Tersini düşünmek de mümkündür. Doğu kültüründe bırakın akrabayı, komşunun bile evde misafir edilmesi ne kadar doğalsa, Batı’da bir gurbetçinin otel yerine yakın bir akrabasının evinde konaklaması bir o kadar anormaldir.
Eski Fransız rahip Abbe Pierre ile bir genetikçi olan Albert Jacquard’ın karşılıklı konuşturulduğu ‘Mutlak’ isimli kitapta, kavramlar konusunda şöyle bir tespit yapılır:
“ ‘Kilise’ sözcüğü yorulmuş sözcüklerden biridir. Bu sözcük yirmi kişi tarafından kullanılsa, yirmi farklı kavram çıkar.
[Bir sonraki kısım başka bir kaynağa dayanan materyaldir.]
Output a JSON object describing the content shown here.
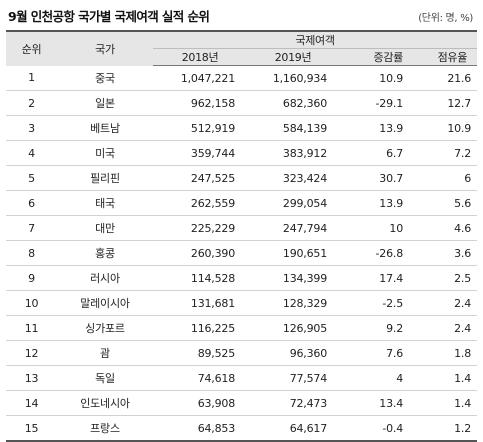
{
  "title": "9월 인천공항 국가별 국제여객 실적 순위",
  "unit": "(단위: 명, %)",
  "headers": {
    "rank": "순위",
    "country": "국가",
    "group": "국제여객",
    "y2018": "2018년",
    "y2019": "2019년",
    "growth": "증감률",
    "share": "점유율"
  },
  "rows": [
    {
      "rank": "1",
      "country": "중국",
      "y2018": "1,047,221",
      "y2019": "1,160,934",
      "growth": "10.9",
      "share": "21.6"
    },
    {
      "rank": "2",
      "country": "일본",
      "y2018": "962,158",
      "y2019": "682,360",
      "growth": "-29.1",
      "share": "12.7"
    },
    {
      "rank": "3",
      "country": "베트남",
      "y2018": "512,919",
      "y2019": "584,139",
      "growth": "13.9",
      "share": "10.9"
    },
    {
      "rank": "4",
      "country": "미국",
      "y2018": "359,744",
      "y2019": "383,912",
      "growth": "6.7",
      "share": "7.2"
    },
    {
      "rank": "5",
      "country": "필리핀",
      "y2018": "247,525",
      "y2019": "323,424",
      "growth": "30.7",
      "share": "6"
    },
    {
      "rank": "6",
      "country": "태국",
      "y2018": "262,559",
      "y2019": "299,054",
      "growth": "13.9",
      "share": "5.6"
    },
    {
      "rank": "7",
      "country": "대만",
      "y2018": "225,229",
      "y2019": "247,794",
      "growth": "10",
      "share": "4.6"
    },
    {
      "rank": "8",
      "country": "홍콩",
      "y2018": "260,390",
      "y2019": "190,651",
      "growth": "-26.8",
      "share": "3.6"
    },
    {
      "rank": "9",
      "country": "러시아",
      "y2018": "114,528",
      "y2019": "134,399",
      "growth": "17.4",
      "share": "2.5"
    },
    {
      "rank": "10",
      "country": "말레이시아",
      "y2018": "131,681",
      "y2019": "128,329",
      "growth": "-2.5",
      "share": "2.4"
    },
    {
      "rank": "11",
      "country": "싱가포르",
      "y2018": "116,225",
      "y2019": "126,905",
      "growth": "9.2",
      "share": "2.4"
    },
    {
      "rank": "12",
      "country": "괌",
      "y2018": "89,525",
      "y2019": "96,360",
      "growth": "7.6",
      "share": "1.8"
    },
    {
      "rank": "13",
      "country": "독일",
      "y2018": "74,618",
      "y2019": "77,574",
      "growth": "4",
      "share": "1.4"
    },
    {
      "rank": "14",
      "country": "인도네시아",
      "y2018": "63,908",
      "y2019": "72,473",
      "growth": "13.4",
      "share": "1.4"
    },
    {
      "rank": "15",
      "country": "프랑스",
      "y2018": "64,853",
      "y2019": "64,617",
      "growth": "-0.4",
      "share": "1.2"
    }
  ]
}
Birileri için Teresa Ana’dır; diğerleri için köyün çan kulesi ve daha başkaları için Engizisyon ’dur.”
Bu ifadeden mutlak ve kesin diye bir şeyin olmadığını anlıyoruz. Yani bir sözcük ona yüklediğimiz anlam kadar vardır.
Bizdeki ‘Beka’ sözcüğü de yorulmuş sözcüklerden biridir. Kimine göre ölüm kalım meselesi, kimine göre oy toplama taktiği, kimine göre de dört harfli bir kelimedir.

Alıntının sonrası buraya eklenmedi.